Cutthroat Island is part of one of the biggest disasters in movie history – between this and Showgirls, it forced the fantastic Carolco Pictures to close. What makes Carolco Pictures so special?  Well, only that they were responsible for the Rambo movies, Total Recall, and Terminator 2. But is Cutthroat Island really that bad? No, not really. In fact, it shares a striking number of similarities to the massive hit Pirates of the Caribbean. Geena Davis is fantastic, the plot is fun, but most importantly, it is a wonderfully entertaining adventure movie.

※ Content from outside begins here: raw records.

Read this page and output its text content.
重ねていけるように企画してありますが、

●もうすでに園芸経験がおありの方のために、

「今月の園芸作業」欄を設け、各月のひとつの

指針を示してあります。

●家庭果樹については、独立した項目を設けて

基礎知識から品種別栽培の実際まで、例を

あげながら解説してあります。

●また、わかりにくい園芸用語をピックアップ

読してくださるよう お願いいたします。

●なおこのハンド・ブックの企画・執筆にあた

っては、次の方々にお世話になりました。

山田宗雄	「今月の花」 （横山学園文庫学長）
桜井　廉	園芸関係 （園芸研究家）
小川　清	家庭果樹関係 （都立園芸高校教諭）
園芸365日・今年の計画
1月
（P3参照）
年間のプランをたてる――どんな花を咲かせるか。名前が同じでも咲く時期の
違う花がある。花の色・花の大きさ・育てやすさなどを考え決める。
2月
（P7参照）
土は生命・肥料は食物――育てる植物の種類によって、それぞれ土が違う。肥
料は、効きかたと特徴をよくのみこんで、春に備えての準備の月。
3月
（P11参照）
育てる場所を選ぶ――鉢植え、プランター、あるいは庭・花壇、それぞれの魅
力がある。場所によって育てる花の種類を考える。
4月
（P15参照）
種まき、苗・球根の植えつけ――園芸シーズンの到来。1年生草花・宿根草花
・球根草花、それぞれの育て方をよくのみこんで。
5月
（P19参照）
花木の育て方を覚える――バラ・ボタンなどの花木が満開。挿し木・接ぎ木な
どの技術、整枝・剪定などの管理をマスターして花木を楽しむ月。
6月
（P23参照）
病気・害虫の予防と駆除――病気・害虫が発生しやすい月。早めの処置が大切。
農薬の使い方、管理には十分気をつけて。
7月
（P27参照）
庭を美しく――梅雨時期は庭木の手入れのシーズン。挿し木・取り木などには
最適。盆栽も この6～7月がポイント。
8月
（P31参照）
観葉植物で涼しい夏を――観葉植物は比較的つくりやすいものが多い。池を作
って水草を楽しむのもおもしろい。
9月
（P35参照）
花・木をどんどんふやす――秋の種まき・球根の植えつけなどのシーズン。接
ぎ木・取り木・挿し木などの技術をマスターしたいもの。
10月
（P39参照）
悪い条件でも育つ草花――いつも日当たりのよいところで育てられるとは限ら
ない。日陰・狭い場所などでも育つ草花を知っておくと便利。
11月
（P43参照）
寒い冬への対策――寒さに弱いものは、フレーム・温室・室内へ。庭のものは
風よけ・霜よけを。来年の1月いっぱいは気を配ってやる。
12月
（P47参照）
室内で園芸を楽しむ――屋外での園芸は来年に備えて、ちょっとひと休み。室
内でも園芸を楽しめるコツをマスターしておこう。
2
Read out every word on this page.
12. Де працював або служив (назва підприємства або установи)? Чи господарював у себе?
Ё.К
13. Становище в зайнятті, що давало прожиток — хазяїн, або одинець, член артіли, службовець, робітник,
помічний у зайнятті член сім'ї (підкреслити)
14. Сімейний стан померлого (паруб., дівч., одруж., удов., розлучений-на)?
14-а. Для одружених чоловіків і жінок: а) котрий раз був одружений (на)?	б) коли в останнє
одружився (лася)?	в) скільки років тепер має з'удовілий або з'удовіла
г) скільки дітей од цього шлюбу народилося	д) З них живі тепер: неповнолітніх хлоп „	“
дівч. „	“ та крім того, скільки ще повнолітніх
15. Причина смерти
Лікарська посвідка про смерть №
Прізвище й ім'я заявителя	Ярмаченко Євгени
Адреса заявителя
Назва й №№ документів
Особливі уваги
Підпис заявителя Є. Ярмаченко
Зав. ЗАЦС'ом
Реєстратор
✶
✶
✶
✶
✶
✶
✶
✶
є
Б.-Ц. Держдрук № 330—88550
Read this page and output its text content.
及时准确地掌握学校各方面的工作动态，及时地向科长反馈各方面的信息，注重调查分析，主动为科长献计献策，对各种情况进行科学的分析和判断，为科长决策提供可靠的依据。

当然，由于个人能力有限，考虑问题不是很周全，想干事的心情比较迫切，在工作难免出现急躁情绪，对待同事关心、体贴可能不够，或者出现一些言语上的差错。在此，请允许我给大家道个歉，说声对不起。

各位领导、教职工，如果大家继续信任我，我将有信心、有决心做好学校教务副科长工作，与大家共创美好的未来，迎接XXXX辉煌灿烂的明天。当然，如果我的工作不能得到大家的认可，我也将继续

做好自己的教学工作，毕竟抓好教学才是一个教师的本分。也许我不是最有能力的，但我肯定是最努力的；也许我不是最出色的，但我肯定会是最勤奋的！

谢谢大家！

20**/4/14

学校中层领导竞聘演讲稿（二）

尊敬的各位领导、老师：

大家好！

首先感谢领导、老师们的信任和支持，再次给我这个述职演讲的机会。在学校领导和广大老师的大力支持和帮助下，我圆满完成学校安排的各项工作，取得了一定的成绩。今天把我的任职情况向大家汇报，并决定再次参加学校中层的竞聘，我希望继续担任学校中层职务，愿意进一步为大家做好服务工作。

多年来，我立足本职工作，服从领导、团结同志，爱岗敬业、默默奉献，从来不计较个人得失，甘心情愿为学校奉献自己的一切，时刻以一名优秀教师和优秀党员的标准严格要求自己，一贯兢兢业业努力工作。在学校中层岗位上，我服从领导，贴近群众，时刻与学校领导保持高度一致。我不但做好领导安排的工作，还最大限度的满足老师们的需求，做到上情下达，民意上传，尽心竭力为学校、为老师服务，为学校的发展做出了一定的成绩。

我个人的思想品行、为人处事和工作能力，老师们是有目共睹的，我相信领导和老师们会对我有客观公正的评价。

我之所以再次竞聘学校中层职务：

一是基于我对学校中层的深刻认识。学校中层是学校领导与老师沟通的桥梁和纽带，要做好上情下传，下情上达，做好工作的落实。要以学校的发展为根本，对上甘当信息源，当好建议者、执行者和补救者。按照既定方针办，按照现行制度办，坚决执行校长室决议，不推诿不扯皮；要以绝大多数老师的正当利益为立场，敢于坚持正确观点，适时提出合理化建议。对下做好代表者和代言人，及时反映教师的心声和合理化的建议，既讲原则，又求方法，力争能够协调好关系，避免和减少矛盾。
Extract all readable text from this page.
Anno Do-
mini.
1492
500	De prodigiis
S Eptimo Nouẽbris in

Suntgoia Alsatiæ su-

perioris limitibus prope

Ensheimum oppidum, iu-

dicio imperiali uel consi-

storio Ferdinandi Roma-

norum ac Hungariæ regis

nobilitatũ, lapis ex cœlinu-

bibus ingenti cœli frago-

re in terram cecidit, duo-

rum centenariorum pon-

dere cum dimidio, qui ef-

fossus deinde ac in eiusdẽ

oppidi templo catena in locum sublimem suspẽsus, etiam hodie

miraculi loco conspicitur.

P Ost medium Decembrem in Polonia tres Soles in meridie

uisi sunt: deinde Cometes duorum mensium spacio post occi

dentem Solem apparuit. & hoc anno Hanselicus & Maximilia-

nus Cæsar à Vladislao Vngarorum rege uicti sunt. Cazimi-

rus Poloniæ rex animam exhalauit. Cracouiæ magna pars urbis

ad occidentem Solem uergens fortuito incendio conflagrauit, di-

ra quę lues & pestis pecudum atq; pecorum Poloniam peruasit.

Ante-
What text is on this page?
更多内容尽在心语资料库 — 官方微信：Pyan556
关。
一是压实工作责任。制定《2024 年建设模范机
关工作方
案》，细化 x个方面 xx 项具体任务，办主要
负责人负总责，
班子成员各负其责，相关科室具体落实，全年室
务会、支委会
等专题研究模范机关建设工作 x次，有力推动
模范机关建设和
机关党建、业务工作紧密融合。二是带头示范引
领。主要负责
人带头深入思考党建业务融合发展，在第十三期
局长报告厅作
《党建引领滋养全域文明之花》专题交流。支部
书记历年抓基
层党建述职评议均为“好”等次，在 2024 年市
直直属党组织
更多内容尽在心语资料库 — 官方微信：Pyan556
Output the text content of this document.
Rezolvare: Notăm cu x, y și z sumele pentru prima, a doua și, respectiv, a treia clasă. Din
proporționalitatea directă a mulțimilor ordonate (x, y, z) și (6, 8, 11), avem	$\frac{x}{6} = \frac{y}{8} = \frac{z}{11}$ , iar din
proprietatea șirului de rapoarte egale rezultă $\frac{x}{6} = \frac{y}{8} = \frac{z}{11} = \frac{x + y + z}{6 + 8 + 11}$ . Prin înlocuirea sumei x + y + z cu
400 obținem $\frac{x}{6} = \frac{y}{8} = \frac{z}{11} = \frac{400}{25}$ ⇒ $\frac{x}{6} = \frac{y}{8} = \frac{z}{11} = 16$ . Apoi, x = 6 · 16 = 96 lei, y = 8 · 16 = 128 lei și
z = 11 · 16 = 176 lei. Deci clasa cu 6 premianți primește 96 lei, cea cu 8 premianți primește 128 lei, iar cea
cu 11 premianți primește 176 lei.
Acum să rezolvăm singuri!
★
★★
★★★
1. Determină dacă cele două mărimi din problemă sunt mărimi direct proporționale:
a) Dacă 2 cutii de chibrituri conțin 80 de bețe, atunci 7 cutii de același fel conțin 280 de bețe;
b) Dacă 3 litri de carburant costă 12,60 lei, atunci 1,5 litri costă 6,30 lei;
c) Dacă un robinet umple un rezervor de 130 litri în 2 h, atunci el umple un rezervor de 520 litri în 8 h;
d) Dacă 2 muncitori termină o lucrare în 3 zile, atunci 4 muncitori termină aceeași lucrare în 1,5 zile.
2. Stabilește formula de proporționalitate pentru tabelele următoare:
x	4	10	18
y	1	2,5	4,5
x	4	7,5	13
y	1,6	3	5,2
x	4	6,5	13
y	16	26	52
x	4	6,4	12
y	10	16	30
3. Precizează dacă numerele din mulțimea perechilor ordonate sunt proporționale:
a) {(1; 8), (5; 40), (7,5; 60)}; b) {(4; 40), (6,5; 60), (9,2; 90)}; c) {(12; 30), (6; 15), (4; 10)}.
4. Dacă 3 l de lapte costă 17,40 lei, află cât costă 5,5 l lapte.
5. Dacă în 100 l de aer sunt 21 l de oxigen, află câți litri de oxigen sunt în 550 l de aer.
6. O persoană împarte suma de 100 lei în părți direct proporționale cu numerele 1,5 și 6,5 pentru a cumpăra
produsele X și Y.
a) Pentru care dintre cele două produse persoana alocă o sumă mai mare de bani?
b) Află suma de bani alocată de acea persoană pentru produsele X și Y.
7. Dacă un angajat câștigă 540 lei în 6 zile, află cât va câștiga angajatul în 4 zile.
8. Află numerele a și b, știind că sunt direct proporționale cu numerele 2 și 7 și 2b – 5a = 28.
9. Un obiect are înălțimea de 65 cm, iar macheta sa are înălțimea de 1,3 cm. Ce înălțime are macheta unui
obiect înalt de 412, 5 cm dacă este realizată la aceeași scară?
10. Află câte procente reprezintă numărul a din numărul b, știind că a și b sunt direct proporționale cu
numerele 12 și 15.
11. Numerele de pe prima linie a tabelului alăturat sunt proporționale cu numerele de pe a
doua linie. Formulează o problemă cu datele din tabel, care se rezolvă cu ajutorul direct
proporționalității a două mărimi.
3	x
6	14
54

If it had been made a few years later, with a decent marketing push behind it, I’m sure that Cutthroat Island would have been a hit.

 

Hopefully, this will have made you think to look beyond whether a film did well at the box office before passing judgement on its quality. Of course, some films are awful and not worth buying, but some of them are genuinely fantastic movies.

GLUG GLUG GLUG GLUG GLUG!

And, ahem, some of them are so awful they need to be seen.